Feb 04, 2026

NIST Recognizes a New Cyber Reality: Systems That Never Stand Still

Radar system tracking multiple flights showing the flights paths and the flights codes

For more than a decade, governments and industry leaders have worked to strengthen cybersecurity across critical infrastructure. Energy, utilities, healthcare, and financial services have rightly received significant attention. But the transportation sector has lagged behind, even as it becomes more digital, more connected, and more exposed.

This gap is no longer sustainable.

Transportation systems are critical infrastructure in the truest sense of the term. Their disruption doesn’t just affect data or revenue, it can impact public safety, emergency response, and economic stability. A cyberattack on transit systems and the subsequent evacuation and response efforts, can very quickly lead to a danger to life. The risk is real, and it’s growing.

European Airport Check-in Shutdown (September 20th, 2025):
A cyberattack on the Collins Aerospace MUSE platform (a third-party service provider) disabled electronic check-in and boarding systems at major airports across Europe. Airlines were forced to use manual procedures, and attackers claimed to have exfiltrated data on 1.5 million passengers.

 
Many of these systems rely heavily on wireless connectivity. Many run on legacy technology that was never designed to be secured. And unlike power plants or factories, much of this infrastructure is literally in motion.

From a cybersecurity perspective, this creates a unique risk profile, one that doesn’t map cleanly to traditional IT security models. It also explains why attacks against transit systems have increased in both frequency and severity in recent years. Attackers are drawn to complexity, blind spots, and environments where uptime pressures make patching and remediation difficult.

The Progression From Incidents To Exposures

What I find most encouraging about NIST’s draft framework is not just that it exists, but how it reframes the problem.

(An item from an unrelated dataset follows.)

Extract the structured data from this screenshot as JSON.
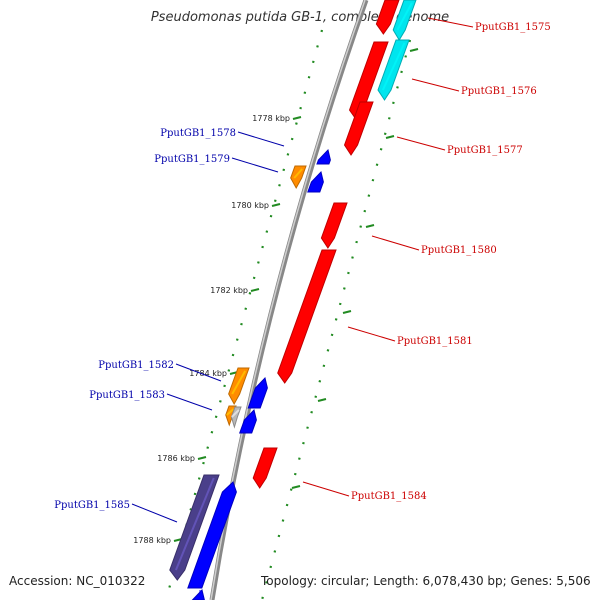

The framework aligns with NIST Cybersecurity Framework 2.0, while acknowledging a critical reality: cybersecurity and physical safety are now inseparable in modern transportation systems. Federal agencies like the Federal Transit Administration have already moved in this direction by requiring rail operators to certify that they have processes in place to identify and reduce cyber risk as part of their safety programs.

This reflects a broader shift we’re seeing across critical infrastructure: away from purely reactive security and toward proactive exposure management.

Reactive security asks:
“Is there someone in the house?”

Proactive security asks the more powerful question:
“Which windows are open, and which ones matter most?”

Why We Still Need To Talk About Visibility

The lack of complete visibility across OT, IoT, and unmanaged assets is still a huge issue. These blind spots are where attackers operate. They exploit unknown devices, unpatched systems, weak configurations, and trust relationships that were never designed for today’s threat landscape.

The proposed NIST framework reinforces the importance of starting with visibility and prioritization, particularly for systems that, if disrupted, could threaten passenger safety or service continuity. Signaling, communications, dispatching, and control systems must come first.

This isn’t about starting from square one with your security, it’s about understanding which assets are most critical and which exposures are most exploitable through situational awareness- it is not enough to know the make and model number.

The Foundation For What Comes Next

NIST’s draft Transit Cybersecurity Framework doesn’t promise instant fixes or dramatic breakthroughs. And that’s exactly why it matters.

It provides a practical formula for managing cyber risk in systems that millions of people depend on every day. These systems are unique in the way they operate and can’t afford to fail. It reinforces the idea that proactive, exposure-driven security is no longer optional for critical infrastructure.

At Armis, we see this shift happening across every sector we support. Organizations that succeed are the ones that focus on continuous visibility, intelligent prioritization, early warning, and collaboration, not just alerts after damage is done.